The finance ministry said export-focused companies were now allowed to transfer foreign currency to their overseas accounts under certain conditions, a move aimed at helping to pay for imports and prevent the rouble from strengthening.

By 1503 GMT, the rouble was 0.2% weaker against the dollar at 61.15, giving up intra-day gains of more than 1%. It has stabilised in the relatively narrow range of 60.0-62.5 in the past few days after rapid swings in May.

The rouble lost 0.5% to trade at 65.40 against the euro .

On the Moscow Exchange, the rouble has been supported by capital controls that Russia imposed to protect its financial system soon after sending tens of thousands of troops into Ukraine on Feb. 24.

But the Russian currency remains much weaker at banks.
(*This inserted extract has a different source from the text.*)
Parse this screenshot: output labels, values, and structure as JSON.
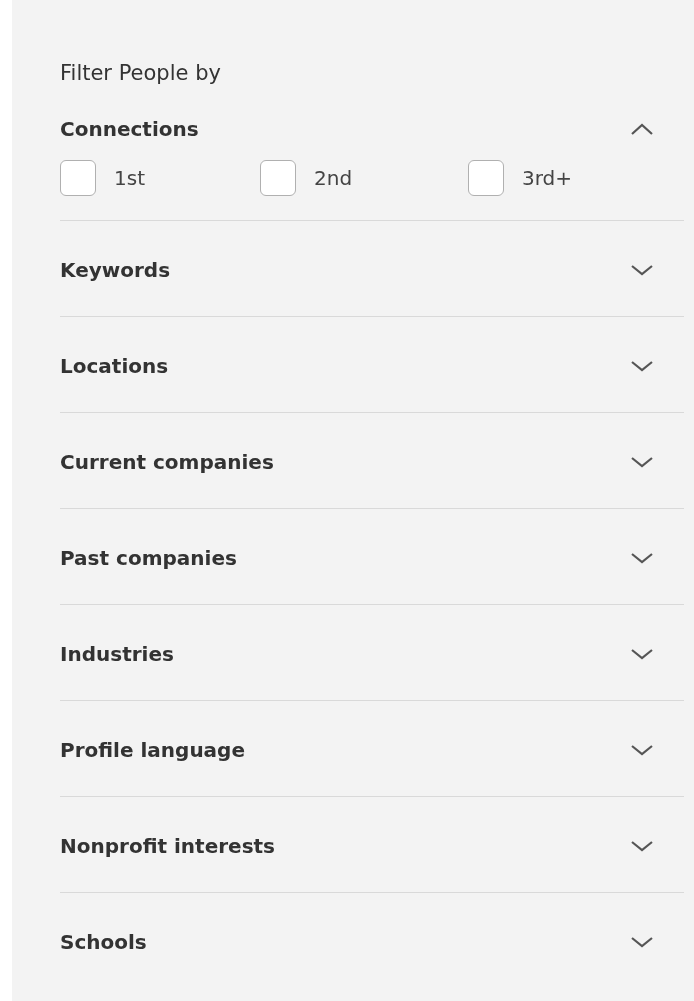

VTB, Russia’s second-largest lender, offered to sell cash dollars and euros to the public for 82.00 and 87.00 roubles respectively.

Sanctions and Russia’s efforts to meet its sovereign debt obligations remain in focus.

European Union countries last week agreed their sixth package of sanctions against Moscow over what it terms its “special military operation” in Ukraine, including phasing out all imports of Russian seaborne crude oil and petroleum products in six to eight months.

Russia’s National Settlement Depository (NSD), which Moscow had planned to use to service the country’s Eurobonds, will suspend transactions in euros after the EU added the entity to its sanctions list.

The Vedomosti daily reported on Tuesday, citing sources, that investors had not yet received finance ministry payments on Eurobonds due in 2026 and 2036 initiated before a key US waiver allowing such transactions expired last month.

On the local debt market, yields on 10-year OFZ treasury bonds hit 8.88%, their lowest since Jan. 13 as the market awaited the central bank rate decision due on Friday. Bond yields move inversely to prices.

A majority of analysts polled by Reuters expect a 100-basis-point cut to 10% as the bank tries to make lending more affordable amid sluggish consumer demand and a pause in inflation.